Aunque tras su digresión sobre Schubert él había perdido por completo el hilo del discurso, la juez recondujo la conversación por los derroteros que más luz podían aportar a la investigación.

– Si seguimos tu corazonada, ¿qué más razones podría tener Thomas para no revelar que la partitura de anoche era íntegramente de Beethoven?

– La vanidad, por supuesto -respondió Daniel.

– Pero me has dicho antes que las melodías que sonaron en el concierto sí son de Beethoven. ¿No es eso lo más importante de una sinfonía, las melodías?

– En el caso de Beethoven, no. Lo genial de Beethoven es que a partir de bloques de música muy pequeños, como esas piezas de los juegos de Lego, es capaz de levantar armazones musicales impresionantes. Piensa en la Quinta Sinfonía, por ejemplo: el primer movimiento es la catedral sonora más famosa de la historia, ¡y está construida a partir de un motivo de cuatro notas! Thomas tenía los motivos, pero esos motivos, si no está detrás el genio de Beethoven para desarrollarlos, no son nada. Si me apuras, son hasta banales, cualquiera podría inventarlos. Y luego hay un tercer móvil, claro. Tal vez Thomas no dijo que tenía el manuscrito porque no podía decirlo.

– ¿Porque fuera robado?

– Claro. Si yo descubro que en tu casa hay un tesoro e intento llevármelo, tú dirás, con razón: «Perdona, pero el tesoro es mío».
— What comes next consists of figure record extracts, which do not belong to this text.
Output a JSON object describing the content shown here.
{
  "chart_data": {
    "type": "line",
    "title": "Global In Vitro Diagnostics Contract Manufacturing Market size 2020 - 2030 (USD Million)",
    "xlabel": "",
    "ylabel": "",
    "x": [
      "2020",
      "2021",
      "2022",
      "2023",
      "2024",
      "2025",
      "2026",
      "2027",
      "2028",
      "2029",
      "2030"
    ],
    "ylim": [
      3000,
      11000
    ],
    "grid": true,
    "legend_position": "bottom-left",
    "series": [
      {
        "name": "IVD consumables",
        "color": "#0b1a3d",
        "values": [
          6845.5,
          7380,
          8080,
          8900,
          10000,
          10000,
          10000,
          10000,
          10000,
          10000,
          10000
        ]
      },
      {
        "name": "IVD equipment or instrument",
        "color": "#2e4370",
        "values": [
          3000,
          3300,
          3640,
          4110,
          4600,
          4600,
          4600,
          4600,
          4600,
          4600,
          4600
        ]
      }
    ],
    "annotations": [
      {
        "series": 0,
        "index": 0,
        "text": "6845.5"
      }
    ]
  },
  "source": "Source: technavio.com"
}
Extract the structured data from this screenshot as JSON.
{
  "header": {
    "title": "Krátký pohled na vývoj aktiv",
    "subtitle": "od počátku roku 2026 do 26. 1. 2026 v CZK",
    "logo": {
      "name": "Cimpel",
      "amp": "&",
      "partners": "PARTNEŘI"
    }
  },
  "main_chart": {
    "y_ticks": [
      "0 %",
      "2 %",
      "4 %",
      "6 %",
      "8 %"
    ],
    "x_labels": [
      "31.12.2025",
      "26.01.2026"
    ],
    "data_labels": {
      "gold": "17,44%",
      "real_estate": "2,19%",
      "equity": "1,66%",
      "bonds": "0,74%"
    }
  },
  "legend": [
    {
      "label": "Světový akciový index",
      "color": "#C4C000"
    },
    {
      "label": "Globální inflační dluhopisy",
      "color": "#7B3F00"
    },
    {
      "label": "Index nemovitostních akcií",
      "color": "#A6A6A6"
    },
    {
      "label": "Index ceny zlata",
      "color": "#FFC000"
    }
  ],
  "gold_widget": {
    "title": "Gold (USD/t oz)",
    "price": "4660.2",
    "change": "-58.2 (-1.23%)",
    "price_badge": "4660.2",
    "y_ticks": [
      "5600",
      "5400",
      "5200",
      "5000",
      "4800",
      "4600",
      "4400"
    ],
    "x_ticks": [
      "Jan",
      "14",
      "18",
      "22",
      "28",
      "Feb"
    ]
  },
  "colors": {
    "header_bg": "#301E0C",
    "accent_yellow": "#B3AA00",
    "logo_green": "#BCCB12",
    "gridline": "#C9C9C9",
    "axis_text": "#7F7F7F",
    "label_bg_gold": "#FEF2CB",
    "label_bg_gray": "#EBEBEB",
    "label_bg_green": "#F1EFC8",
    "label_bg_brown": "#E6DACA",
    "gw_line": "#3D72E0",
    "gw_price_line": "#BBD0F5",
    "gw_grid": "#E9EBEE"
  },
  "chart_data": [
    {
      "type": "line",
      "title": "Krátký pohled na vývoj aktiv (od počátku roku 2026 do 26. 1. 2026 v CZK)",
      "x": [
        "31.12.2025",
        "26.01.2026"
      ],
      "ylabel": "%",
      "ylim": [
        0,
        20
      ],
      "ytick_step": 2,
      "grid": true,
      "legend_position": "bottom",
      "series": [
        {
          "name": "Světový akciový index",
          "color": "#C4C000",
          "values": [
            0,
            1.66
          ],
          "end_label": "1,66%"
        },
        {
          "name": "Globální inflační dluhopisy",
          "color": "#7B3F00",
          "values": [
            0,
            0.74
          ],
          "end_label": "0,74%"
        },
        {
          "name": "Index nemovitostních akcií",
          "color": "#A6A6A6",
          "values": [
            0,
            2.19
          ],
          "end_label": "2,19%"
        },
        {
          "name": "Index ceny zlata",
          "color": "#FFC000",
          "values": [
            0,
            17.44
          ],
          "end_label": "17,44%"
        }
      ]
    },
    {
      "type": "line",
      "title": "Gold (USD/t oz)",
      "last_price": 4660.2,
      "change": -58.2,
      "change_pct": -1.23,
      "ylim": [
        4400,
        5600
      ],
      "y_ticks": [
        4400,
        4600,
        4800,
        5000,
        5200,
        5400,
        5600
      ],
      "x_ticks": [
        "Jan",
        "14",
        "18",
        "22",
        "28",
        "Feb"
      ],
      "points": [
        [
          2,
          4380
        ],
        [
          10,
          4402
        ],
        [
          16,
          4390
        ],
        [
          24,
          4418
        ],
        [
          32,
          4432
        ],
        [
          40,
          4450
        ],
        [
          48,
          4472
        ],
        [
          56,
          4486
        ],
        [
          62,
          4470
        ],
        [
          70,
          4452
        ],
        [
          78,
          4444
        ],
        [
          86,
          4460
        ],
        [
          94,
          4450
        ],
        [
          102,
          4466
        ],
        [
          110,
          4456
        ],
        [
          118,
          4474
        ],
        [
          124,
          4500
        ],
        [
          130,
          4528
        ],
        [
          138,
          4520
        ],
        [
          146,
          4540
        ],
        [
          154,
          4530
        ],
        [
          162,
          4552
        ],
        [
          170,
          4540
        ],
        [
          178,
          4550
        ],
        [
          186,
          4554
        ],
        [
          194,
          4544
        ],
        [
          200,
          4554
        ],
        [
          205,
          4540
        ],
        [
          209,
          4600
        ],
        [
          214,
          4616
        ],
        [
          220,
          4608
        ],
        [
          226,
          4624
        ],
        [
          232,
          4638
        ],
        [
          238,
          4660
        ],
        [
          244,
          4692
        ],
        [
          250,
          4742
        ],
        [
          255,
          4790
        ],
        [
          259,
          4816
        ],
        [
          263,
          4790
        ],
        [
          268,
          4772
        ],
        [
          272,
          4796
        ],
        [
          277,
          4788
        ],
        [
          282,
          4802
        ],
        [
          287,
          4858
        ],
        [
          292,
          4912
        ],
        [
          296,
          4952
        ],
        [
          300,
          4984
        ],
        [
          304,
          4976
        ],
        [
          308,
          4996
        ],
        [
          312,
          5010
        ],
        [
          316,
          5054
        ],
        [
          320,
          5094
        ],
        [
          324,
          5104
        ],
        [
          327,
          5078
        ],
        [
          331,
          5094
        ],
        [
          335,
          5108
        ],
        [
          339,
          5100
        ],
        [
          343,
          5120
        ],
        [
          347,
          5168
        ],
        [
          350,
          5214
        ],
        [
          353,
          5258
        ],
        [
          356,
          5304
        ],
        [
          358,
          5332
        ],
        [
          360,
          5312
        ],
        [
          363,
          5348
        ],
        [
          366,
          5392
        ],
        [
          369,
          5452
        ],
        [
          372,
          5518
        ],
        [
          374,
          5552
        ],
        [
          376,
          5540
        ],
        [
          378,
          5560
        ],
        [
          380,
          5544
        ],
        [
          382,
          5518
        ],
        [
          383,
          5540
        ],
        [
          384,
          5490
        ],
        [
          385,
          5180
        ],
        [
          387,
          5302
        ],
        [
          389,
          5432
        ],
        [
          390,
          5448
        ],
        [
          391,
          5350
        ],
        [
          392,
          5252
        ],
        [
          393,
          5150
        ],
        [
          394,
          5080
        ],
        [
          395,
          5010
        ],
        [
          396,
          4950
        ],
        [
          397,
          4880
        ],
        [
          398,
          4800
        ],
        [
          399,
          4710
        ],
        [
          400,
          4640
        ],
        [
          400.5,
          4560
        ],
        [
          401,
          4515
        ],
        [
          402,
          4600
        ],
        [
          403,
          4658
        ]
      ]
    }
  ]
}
– Imaginemos que existe el tesoro, ese manuscrito íntegro de la Décima, al que Thomas ha tenido acceso en todo o en parte. ¿Cuál sería su valor en el mercado?

– Ningún perito podría contestar con rotundidad. Pero seguro que muchos millones de euros.

– ¿Más de diez?

– Es muy posible que sí. Una canción de los Beatles, «All you need is love…».

– La conozco. La única que sé tararear, porque empieza con La Marsellesa.

– Esa misma. El año pasado, un fan de los Beatles se adjudicó el manuscrito de John Lennon por un millón de dólares. Y no deja de ser una simple cancioncilla pop, que todos conocemos ya. La Décima, si existe, sería un manuscrito inédito de Beethoven, probablemente el hallazgo artístico más importante de los últimos siglos. Además de que su aparición pondría fin a la «maldición de la Novena» -concluyó Daniel, con un tono de voz que logró que la juez tuviera la impresión de que no le estaba hablando él, sino el siniestro posadero de un remoto albergue de Transilvania.

– ¿Qué maldición es esa?

La magistrada intentaba aparentar indiferencia, pero Daniel notó cierta inquietud en su tono de voz. Igual no se trataba de congoja sino de simple y legítima curiosidad, aunque era evidente que la palabra «maldición», que a Daniel le parecía ridícula, había causado un rotundo impacto en su interlocutora. Le dio vergüenza que la juez pudiera pensar que él creía en paparruchas y se arrepintió de haber sacado el tema, por lo que decidió despacharlo con una evasiva.